You might also take a rail spur north to the bustling seaside holiday town of Newquay, now possessed with something of a party-town reputation and actual nightlife. Or, after a day stop or two, hop back aboard for the lights of Plymouth.
Day 5: Plymouth’s Pride: The Ocean City
You pass from Cornwall on the rail bridge at Saltash, and pull into the peninsula’s proper city (pop. 260,000). Plymouth is a deceptive place; it looks far too “modern” to be genuine. That’s because the greatest part of the naval city was destroyed by German bombing in World War II; Plymouth is a phoenix.
What did escape 1940s destruction and rebuilding is the old waterfront, where everything you want to see is clustered around the harbor neighborhood called the Barbican, and on the rising plateau above it, Plymouth Hoe, where Francis Drake was famously playing bowls when news arrived of the Spanish Armada. Location really counts here; this is also where you want to stay. Best situated are the Holiday Inn and a cluster of B&B hotels around the Barbican.
The Tourist Information office is on the quay, for what’s going on and where. It’s right across the street from the Mayflower Steps, where the Pilgrim families made their final departure for the New World in 1620. There are suitable memorials, and the American fag flies. Just over the inner harbor footbridge, visit the National Marine Life Aquarium.
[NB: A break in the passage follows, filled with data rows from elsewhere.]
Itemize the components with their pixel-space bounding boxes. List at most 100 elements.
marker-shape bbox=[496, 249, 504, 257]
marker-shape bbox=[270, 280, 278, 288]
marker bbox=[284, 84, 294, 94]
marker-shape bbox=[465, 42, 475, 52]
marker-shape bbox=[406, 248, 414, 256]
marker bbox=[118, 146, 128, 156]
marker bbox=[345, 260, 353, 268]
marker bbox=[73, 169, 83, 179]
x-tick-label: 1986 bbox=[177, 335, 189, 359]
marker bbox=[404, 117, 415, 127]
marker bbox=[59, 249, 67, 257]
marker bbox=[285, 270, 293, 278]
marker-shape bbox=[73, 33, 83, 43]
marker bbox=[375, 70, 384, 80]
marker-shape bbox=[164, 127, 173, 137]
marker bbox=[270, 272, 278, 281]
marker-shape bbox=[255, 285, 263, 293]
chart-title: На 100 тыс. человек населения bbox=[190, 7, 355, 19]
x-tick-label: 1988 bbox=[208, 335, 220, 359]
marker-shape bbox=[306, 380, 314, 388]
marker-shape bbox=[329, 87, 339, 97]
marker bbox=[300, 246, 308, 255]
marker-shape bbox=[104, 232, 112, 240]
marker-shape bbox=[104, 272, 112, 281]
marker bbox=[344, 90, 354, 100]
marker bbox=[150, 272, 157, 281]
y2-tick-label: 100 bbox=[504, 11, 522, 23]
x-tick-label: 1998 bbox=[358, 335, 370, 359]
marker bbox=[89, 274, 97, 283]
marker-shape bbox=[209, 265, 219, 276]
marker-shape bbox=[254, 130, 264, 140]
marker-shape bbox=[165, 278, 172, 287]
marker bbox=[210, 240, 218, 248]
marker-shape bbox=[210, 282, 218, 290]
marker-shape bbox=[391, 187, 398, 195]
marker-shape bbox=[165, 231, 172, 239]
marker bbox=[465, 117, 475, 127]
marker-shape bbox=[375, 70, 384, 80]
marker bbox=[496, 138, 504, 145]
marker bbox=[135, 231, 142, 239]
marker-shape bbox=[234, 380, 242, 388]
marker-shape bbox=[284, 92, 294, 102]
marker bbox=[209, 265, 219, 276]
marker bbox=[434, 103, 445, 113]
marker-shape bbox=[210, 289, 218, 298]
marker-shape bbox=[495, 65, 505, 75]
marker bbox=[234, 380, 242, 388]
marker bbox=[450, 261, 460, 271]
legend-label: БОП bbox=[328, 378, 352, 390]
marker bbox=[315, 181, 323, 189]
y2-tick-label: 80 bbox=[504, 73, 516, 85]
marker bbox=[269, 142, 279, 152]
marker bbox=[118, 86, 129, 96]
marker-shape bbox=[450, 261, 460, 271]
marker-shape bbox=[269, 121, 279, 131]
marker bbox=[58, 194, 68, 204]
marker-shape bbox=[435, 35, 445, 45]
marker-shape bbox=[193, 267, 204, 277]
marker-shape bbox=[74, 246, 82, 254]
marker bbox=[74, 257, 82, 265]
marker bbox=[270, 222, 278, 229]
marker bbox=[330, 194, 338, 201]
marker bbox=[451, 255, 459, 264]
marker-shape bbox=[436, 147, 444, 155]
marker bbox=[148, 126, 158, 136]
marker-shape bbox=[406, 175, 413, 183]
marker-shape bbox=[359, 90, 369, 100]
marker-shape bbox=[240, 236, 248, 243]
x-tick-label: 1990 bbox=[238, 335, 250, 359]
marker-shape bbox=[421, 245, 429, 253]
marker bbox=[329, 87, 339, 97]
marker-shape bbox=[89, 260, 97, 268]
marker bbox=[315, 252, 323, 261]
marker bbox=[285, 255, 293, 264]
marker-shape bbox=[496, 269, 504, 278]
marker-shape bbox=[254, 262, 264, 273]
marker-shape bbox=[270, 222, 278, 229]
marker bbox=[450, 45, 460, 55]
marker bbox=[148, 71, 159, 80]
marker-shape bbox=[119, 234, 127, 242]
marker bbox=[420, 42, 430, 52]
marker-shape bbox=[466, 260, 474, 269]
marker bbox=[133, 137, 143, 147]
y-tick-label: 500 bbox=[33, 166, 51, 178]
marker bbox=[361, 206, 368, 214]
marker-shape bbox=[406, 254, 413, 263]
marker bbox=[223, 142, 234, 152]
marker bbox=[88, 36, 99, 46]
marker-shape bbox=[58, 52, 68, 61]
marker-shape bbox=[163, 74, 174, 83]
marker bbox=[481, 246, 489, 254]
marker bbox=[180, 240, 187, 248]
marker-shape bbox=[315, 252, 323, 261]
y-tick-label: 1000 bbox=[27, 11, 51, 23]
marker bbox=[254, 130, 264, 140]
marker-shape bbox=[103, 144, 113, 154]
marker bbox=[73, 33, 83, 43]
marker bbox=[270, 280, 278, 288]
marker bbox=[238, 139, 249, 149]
From the quay, catch any number of boat excursions for sightseeing or fishing.
Day 6: Where the Track Divides
Plymouth deserves a day or more, but way leads on to way for all of us. It is a morning ride back to London. With a few extra days, take a spur line to Torquay, heart of the English Riviera, and Agatha Christie Country.
Add a stop in Exeter for a visit to the gorgeous Exeter Cathedral, or jump out at Bristol or Bath. From Exeter or Bristol, connections can be made to anywhere across the country. Yes, we are only spoiled for choice.